Notably in 1966, Charles Whitman, a former Marine, mortally wounded his wife and mother with a knife and then took a small arsenal of rifles and other weaponry to the observation deck on top of the University of Texas at Austin. Over the next 96 minutes, he indiscriminately fired on the school campus and surrounding streets, killing 15 people and injuring 31 others. Remarkably, one victim survived the attack, but unfortunately succumbed to his wounds in 2001. While Whitman had a history of violence, it was discovered during his autopsy that he had a brain tumor in the white matter above his amygdala.
One of the most infamous school mass shootings in American history was the Columbine High School Massacre on April 29th, 1999. Fifteen students were gunned down by two members of the senior high school class, Eric Harris and Dylan Klebold. No clear motive was ever established as the two perpetrators were themselves killed by first responders to the scene.

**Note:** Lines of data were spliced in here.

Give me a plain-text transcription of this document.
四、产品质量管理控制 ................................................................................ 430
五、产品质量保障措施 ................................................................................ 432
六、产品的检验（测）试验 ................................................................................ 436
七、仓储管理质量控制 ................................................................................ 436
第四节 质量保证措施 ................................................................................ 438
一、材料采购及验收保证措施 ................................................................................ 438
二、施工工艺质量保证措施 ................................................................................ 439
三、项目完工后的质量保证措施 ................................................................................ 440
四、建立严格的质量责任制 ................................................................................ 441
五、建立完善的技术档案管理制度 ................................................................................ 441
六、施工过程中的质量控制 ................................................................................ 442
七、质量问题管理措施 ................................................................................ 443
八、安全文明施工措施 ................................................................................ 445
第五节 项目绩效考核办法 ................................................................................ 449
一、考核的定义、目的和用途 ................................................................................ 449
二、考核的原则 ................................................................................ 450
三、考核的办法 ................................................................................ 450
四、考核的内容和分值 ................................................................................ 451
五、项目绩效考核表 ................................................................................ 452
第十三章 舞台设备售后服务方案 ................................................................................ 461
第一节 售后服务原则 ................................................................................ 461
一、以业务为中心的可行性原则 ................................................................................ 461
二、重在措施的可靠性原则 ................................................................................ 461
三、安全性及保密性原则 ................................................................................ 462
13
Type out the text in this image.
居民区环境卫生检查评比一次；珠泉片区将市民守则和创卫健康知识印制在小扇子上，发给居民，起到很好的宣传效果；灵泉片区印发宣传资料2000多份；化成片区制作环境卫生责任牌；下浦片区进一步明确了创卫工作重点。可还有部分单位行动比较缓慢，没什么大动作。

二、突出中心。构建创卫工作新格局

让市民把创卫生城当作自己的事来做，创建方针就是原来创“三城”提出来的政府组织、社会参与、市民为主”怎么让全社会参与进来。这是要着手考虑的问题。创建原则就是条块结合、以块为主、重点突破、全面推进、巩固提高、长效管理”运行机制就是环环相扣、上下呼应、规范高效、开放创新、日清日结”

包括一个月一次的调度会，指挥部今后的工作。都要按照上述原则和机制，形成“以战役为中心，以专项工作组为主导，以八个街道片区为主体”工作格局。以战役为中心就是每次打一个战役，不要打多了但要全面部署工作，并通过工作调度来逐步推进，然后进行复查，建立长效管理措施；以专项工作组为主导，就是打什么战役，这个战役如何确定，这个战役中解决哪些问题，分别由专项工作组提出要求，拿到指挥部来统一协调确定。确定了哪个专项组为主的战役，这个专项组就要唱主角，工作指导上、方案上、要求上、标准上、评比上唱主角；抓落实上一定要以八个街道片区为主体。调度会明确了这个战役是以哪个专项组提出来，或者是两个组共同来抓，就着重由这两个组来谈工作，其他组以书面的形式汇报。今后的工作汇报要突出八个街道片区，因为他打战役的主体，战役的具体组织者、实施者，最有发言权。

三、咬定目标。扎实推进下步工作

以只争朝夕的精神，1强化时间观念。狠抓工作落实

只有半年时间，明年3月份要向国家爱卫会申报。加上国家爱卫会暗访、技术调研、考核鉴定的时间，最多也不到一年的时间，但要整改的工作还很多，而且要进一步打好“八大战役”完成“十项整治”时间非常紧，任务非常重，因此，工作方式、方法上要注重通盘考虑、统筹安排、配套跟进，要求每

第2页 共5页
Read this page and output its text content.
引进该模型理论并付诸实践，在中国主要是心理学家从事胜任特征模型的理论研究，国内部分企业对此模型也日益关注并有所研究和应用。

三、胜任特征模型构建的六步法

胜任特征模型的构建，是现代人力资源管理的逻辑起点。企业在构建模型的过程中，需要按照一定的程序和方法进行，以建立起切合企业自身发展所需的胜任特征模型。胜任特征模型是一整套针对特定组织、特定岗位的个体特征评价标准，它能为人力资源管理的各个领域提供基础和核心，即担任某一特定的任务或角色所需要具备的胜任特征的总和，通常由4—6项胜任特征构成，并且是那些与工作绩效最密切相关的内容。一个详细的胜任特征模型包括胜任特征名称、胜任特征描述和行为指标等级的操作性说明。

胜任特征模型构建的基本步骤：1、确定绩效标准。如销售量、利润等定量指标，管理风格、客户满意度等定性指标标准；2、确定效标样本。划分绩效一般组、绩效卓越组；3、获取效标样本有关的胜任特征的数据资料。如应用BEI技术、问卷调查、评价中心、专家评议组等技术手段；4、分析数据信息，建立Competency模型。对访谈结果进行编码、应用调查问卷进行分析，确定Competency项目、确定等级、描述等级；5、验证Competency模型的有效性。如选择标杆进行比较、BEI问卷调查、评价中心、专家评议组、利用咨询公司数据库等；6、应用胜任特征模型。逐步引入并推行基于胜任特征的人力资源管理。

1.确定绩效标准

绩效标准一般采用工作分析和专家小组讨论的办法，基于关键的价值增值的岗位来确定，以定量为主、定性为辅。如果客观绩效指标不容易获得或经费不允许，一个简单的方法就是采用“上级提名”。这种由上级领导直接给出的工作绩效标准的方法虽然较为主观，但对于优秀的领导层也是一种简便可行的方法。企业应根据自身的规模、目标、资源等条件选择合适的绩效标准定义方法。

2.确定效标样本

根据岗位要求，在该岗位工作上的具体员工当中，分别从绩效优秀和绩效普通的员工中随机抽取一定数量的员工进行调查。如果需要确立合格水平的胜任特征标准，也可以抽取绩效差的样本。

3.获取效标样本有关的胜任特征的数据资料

The deadliest school shooting and fourth deadliest mass shooting event to date took place at Sandy Hook Elementary School in 2012. Adam Lanza, the 20-year-old shooter, shot and killed 26 people, including 20 children between the ages of six and seven years old as well as six adult staff members.
Lanza committed suicide as first responders arrived, so no motive was ever realized for this crime. Investigators did however conclude that he planned the shooting and acted alone.
While new regulations and policies come into play to mitigate school shootings, the one constant theme among school shooters is that there is no common thread or connecting reason why they occur.
Elementary schools, high schools, colleges and universities are all at risk of school shootings.